Generalization guardrails:

run repeats, because single-run variance is large;
include held-out repositories;
review production diffs for repo/task literals;
tests should assert invariants and generic behavior, not benchmark-specific winners.

Risks

Deterministic prefilter drops the real target. Keep a larger internal recall pool and allow targeted needMoreEvidence loops.
Candidate packet gets too large.
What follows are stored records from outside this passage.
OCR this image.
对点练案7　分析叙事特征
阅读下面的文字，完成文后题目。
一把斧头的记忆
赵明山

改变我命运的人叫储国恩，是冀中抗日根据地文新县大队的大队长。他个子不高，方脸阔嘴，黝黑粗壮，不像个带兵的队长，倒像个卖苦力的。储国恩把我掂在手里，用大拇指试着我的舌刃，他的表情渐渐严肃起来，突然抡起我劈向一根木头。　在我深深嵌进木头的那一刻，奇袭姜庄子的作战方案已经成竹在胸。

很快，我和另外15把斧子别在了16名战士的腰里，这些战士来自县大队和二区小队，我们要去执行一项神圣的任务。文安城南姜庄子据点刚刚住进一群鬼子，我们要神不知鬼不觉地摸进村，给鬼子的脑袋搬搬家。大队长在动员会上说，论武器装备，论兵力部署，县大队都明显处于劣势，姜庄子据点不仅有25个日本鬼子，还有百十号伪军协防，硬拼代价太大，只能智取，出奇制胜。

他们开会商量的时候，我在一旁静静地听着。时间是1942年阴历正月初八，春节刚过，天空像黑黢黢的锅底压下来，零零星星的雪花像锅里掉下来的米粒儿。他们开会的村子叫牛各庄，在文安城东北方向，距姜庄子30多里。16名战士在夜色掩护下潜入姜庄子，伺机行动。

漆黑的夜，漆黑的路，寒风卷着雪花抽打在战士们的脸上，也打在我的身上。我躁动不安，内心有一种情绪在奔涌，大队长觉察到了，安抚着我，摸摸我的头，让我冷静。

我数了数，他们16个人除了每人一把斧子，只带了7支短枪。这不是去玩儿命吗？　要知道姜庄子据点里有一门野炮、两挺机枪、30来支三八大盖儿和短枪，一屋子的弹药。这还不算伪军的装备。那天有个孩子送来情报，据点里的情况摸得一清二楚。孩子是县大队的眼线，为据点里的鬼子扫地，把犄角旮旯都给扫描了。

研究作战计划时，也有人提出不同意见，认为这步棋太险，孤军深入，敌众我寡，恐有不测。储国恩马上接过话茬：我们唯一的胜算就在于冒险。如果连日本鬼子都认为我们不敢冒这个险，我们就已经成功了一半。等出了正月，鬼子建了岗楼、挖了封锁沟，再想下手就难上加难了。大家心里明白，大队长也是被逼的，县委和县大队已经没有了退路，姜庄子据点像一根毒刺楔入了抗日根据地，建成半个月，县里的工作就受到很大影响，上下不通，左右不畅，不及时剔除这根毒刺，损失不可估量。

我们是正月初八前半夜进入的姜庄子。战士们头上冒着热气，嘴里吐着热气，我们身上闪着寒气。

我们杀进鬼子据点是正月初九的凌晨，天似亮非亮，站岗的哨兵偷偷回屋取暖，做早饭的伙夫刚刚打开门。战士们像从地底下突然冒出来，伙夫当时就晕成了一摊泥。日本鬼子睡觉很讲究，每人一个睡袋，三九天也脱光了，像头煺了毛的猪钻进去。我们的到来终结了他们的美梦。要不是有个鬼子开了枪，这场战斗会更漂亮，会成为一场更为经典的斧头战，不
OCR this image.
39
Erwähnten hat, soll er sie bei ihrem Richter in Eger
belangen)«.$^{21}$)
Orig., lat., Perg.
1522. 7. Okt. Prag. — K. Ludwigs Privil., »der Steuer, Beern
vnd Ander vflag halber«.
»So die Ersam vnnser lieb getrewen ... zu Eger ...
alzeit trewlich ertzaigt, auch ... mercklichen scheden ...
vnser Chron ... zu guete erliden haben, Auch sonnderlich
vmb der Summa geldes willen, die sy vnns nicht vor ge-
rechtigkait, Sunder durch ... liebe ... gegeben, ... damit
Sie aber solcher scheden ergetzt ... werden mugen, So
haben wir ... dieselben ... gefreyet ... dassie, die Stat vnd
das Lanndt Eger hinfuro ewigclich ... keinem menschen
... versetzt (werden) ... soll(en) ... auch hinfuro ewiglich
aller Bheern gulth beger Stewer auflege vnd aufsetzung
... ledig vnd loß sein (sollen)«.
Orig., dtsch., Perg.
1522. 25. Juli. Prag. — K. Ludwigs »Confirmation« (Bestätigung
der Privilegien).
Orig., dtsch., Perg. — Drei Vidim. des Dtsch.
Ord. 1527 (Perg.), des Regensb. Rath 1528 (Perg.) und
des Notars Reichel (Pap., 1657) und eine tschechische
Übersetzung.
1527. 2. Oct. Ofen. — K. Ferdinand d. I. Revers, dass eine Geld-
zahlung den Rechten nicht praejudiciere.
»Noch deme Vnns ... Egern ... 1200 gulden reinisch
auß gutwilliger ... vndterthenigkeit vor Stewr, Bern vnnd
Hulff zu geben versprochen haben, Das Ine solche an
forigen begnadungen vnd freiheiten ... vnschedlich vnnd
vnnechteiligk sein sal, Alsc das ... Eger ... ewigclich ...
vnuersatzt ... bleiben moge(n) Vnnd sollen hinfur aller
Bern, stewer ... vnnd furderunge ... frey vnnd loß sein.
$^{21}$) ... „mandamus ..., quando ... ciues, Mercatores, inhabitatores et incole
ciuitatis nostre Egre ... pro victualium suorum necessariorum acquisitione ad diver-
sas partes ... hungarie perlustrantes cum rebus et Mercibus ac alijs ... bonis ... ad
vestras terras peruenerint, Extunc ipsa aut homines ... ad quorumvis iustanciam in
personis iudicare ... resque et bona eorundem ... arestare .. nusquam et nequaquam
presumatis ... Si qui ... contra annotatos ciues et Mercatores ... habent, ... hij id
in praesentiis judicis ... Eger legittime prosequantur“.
Enforce diversity, role coverage, and token budgets before the value-model call.
Selection IDs are too lossy for model judgment. Include compact evidence summaries, matched terms, symbols, traits, and provenance in the packet.
The model selects too many files. Validate final budgets and require reasons tied to roles.
The main model ignores the report. Make recommended actions structured and measure follow-up behavior in traces.
Latency regresses. Reuse the TypeScript worker/index and cache candidate registries by file mtime/size when safe.

Acceptance Criteria

Production explorer logic contains no benchmark repo/task/path hacks.
The value model cannot author raw file paths or line ranges in the final report.
Final reports contain only observed, canonical references.
Reports stay compact while still explaining the flow and useful next action.
The main model reads selected ranges or targeted gaps, not broad useless files.
Candidate-ID selection matches or beats deterministic-only quality on held-out tasks without bloating main context.
Full benchmark improvements survive repeats and code review for generality.